If the goal is understanding what's wrong with the world, rather than merely obtaining a satisfying story about what's wrong with the world, then the strongest path is usually:
- Investigate institutions
- Study economics, history, psychology, and incentives
- Engage politically or civically where appropriate
- Maintain a philosophical or spiritual framework if it helps you orient yourself
- Avoid nihilism and grand conspiracy cosmologies as explanatory defaults
In other words: start with reality before ideology.
The difficulty is that reality is often disappointing. People want a single villain, a hidden cabal, a secret reset, a lost utopia, or a master key that explains everything.

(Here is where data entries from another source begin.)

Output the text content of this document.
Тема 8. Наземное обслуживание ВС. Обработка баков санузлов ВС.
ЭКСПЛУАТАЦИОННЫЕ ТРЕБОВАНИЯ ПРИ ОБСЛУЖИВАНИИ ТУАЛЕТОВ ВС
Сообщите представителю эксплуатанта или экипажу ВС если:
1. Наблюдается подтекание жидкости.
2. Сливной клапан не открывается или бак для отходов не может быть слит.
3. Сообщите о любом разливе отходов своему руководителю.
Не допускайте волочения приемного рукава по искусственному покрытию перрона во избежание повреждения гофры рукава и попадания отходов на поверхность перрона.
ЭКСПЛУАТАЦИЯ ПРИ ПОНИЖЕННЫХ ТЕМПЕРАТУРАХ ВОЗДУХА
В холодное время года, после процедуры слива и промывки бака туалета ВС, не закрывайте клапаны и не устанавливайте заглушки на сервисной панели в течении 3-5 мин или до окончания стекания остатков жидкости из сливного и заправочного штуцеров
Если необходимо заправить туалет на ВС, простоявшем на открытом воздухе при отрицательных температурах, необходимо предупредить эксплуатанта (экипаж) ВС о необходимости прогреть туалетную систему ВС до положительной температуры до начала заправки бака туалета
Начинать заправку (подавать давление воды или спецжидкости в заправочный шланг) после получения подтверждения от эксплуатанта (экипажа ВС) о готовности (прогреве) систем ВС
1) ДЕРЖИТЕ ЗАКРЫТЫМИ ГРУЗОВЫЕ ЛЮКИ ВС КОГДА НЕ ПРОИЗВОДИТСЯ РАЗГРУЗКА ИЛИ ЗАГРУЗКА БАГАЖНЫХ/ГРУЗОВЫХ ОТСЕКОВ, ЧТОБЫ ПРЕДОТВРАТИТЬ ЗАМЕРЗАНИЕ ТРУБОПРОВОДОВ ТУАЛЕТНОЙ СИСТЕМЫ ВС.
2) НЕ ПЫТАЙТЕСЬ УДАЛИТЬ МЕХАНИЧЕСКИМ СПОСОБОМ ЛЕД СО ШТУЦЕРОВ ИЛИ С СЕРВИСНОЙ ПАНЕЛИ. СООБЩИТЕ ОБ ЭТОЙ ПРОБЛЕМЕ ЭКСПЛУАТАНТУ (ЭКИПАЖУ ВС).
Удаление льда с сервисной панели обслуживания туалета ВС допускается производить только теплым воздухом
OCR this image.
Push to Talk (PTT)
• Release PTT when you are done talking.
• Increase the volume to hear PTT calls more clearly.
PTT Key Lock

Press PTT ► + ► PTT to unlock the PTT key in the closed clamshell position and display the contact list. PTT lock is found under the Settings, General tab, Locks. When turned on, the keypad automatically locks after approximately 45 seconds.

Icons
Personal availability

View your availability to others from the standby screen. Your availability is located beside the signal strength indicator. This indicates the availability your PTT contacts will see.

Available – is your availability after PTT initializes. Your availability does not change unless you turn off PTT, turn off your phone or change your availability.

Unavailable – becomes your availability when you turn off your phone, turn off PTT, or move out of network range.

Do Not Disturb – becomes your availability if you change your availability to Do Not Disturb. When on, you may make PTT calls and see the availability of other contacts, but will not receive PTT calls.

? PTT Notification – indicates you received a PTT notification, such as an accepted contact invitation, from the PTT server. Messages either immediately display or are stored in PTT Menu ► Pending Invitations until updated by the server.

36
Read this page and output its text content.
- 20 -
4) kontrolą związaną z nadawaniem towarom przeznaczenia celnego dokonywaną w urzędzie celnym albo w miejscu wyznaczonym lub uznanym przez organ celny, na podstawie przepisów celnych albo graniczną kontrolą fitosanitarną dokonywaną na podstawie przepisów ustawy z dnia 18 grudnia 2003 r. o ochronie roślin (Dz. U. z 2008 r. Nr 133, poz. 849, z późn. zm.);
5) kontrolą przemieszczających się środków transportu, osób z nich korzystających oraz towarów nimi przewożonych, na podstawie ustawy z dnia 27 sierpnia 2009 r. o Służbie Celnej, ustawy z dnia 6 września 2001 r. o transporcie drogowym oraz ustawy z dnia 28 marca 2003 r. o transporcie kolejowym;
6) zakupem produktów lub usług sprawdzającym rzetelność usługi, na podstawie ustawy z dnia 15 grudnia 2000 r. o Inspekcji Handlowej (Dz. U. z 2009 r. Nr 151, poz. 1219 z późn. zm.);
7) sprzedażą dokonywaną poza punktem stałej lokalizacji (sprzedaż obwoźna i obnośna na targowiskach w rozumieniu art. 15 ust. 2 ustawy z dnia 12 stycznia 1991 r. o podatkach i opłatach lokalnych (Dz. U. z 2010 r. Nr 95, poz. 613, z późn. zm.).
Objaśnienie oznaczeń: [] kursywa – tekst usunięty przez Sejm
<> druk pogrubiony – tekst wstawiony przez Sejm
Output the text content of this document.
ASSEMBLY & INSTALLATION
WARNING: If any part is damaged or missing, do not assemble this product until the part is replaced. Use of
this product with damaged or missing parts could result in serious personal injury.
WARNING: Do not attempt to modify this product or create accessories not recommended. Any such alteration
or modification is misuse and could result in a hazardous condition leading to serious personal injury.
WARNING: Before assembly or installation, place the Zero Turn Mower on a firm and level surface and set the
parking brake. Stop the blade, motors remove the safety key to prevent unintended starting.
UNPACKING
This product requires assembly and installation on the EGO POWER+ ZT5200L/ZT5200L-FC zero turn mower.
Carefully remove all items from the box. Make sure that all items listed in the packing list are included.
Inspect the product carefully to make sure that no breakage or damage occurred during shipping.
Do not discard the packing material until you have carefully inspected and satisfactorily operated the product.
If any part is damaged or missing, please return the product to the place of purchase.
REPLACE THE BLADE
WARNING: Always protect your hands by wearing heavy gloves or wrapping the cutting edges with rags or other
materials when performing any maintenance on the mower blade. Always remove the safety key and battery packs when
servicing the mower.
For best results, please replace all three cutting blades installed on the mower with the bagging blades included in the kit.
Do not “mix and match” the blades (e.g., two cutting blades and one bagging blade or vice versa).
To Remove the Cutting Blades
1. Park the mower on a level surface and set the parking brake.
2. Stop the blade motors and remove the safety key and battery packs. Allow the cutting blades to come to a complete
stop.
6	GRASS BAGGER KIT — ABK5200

Unfortunately, the world is usually broken by dozens of overlapping causes:
- Bureaucratic incentives
- Status competition
- Regulatory capture
- Short-term political thinking
- Human "tribalism"
- Technological change
- Demographic pressures
- Economic trade-offs
- Ordinary incompetence
This is much less cinematic than discovering that the Patriarchs erased Free-Energy Tartaria with giant weather machines.
As for religion, it depends on what you're looking for.
Religion can provide:
- Meaning
- Moral orientation
- Community
- A framework for suffering
Those are real human needs.
Where people get into trouble is when religion becomes a substitute for investigating the material causes of problems.
Likewise, economics can explain incentives but cannot tell you what is worth pursuing.